Cosa cambia dalla Messa a disposizione che abbiamo conosciuto finora al nuovo elenco del prossimo settembre oltre alle modalità con cui si creerà la graduatoria?
L’interpello garantirà criteri uniformi, omogenei e trasparenti su tutto il territorio cittadino. E si tratta di un obiettivo importante. Gli elenchi MAD attualmente esistenti, nati nel 2019, sono stati banditi e gestiti dai singoli municipi per rispondere alla carenza di personale supplente, ma hanno generato disomogeneità tra i municipi e addirittura iniquità. Con l’interpello ci sarà un modello unico per tutta Roma, stessi criteri d’accesso, stesso criteri per ordinare le chiamate.
Negli scorsi anni, per garantire le risposte alle chiamate, si è optato perla richiesta di un certificato medico. Sarà riproposto anche stavolta?
Il nuovo regolamento per le supplenze, approvato lo scorso anno, prevede che il personale debba presentare una giustificazione in caso di non accettazione di un incarico proposto. Nel Regolamento la disponibilità ad accettare o non accettare incarichi è stata normata in maniera tale da garantire un equilibro fra le esigenze del personale e la necessità degli uffici di assicurare le sostituzioni del personale assente.

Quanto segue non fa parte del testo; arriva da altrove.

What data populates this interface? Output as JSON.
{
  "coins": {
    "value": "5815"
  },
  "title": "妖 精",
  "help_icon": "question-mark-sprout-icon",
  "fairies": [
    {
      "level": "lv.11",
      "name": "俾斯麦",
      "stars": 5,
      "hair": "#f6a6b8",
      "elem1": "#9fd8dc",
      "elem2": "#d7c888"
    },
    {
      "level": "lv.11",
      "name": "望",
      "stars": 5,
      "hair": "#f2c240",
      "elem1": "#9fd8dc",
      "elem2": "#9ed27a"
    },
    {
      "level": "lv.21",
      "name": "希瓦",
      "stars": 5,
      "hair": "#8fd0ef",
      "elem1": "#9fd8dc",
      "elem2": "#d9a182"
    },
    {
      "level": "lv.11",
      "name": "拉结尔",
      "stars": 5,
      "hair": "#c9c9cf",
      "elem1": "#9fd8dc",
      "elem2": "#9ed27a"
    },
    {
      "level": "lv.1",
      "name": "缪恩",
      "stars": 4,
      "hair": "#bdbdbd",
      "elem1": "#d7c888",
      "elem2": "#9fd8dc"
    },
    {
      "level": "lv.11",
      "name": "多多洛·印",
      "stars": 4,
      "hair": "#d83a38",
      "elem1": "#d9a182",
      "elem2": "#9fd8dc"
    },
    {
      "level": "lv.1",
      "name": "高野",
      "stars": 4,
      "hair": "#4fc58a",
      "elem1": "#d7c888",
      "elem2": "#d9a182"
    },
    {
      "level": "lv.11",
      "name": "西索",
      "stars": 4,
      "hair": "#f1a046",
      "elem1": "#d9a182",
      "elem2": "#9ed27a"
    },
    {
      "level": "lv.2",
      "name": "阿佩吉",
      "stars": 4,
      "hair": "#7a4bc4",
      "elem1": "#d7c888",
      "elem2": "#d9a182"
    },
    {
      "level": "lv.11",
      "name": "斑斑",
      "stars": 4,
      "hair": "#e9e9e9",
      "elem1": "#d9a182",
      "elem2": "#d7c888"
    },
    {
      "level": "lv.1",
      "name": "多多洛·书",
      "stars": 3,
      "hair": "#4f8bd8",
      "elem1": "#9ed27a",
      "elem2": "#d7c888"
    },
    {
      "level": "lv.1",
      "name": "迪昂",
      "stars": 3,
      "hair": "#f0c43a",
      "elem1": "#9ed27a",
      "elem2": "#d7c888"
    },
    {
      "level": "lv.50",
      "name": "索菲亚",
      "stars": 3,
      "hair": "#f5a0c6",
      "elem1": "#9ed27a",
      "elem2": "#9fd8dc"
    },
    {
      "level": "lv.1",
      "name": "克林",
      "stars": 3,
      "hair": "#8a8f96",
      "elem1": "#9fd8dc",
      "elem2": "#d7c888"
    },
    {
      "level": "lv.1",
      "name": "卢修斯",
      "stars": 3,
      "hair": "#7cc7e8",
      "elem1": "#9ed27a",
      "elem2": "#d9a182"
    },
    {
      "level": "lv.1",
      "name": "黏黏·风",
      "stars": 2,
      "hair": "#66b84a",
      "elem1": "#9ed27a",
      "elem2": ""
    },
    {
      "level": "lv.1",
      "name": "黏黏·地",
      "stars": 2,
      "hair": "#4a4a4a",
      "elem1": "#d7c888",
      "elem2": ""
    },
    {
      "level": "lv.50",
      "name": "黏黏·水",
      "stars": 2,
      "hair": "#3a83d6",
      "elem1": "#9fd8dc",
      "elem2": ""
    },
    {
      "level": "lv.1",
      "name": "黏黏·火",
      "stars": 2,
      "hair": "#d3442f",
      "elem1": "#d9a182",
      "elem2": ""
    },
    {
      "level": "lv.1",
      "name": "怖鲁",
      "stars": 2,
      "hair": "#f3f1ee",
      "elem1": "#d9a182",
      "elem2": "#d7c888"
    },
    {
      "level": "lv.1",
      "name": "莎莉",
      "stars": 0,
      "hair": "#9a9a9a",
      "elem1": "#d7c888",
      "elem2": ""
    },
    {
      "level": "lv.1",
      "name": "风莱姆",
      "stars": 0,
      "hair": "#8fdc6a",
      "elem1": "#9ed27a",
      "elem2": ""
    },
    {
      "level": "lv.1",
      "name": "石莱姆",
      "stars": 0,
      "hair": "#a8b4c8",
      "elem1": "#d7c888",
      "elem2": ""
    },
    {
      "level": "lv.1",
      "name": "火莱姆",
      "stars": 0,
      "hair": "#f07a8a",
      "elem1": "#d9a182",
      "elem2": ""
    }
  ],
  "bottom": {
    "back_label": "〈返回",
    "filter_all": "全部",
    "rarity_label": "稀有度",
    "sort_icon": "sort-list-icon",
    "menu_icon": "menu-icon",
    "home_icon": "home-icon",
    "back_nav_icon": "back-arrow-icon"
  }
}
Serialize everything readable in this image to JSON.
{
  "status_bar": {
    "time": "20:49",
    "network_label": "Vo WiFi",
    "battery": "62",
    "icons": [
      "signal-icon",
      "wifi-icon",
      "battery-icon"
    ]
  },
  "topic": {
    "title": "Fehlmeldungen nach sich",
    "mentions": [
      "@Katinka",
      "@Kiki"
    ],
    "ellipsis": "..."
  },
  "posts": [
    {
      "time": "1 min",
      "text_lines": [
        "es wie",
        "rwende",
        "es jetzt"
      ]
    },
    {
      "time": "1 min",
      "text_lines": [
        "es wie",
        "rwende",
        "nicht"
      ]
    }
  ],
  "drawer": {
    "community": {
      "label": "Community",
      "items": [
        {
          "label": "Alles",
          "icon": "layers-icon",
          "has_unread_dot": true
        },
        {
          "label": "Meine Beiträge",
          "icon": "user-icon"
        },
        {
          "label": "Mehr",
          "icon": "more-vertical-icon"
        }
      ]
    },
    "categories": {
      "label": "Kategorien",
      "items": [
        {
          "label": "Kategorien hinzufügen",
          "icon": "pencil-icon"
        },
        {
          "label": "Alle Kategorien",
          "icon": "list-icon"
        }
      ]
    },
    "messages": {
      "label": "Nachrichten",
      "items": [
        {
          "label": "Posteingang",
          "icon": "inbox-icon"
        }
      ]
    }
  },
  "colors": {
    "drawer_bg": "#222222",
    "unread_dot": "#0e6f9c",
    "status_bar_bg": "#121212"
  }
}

Oltre alle Mad, negli asili capitolini sono state annunciate 70 assunzioni.
Confermo che quest’anno sono previste 70 assunzioni di educatrici di asilo nido che verranno perfezionate scorrendo la graduatoria unica nido tuttora vigente. A queste assunzioni se ne aggiungeranno delle altre per il nido a copertura del turn-over, sempre nell’anno 2026, anche queste naturalmente scorrendo alla graduatoria nido. Per la scuola dell’infanzia a brevissimo verrà bandito il concorso per 80 assunzioni a tempo indeterminato.
In molti casi, soprattutto nel mese di luglio, sarebbero proprio le insegnanti a chiamata a garantire l'apertura della scuola.
A questo proposito occorre precisare che il personale assunto a tempo indeterminato lavora per contratto 42 settimane l’anno, per garantire l’apertura dei nidi a luglio si ricorre dunque a personale a tempo determinato.
Si sta valutando qualche ulteriore intervento per aprire a nuove possibilità?
Cerco di dare un'idea: dal nostro insediamento ad oggi questa amministrazione ha realizzato oltre 1700 assunzioni di personale educativo e scolastico (comprese le 70 + 80 di cui sopra). Tutto con risorse proprie nonostante la richiesta più volte avanzata al Governo di un finanziamento straordinario per la Capitale d’Italia che non può essere trattata come le altre città.
Eppure nel mondo della scuola molto del personale che vi lavora è precario.
Tutte queste assunzioni vengono realizzate con l’obiettivo di dare maggiore stabilità al sistema e una risposta a tante persone che hanno lavorato con contratti precari. Il nostro intendimento rimane quello di promuovere il lavoro stabile e qualificato e continueremo ad impegnarci in questo senso.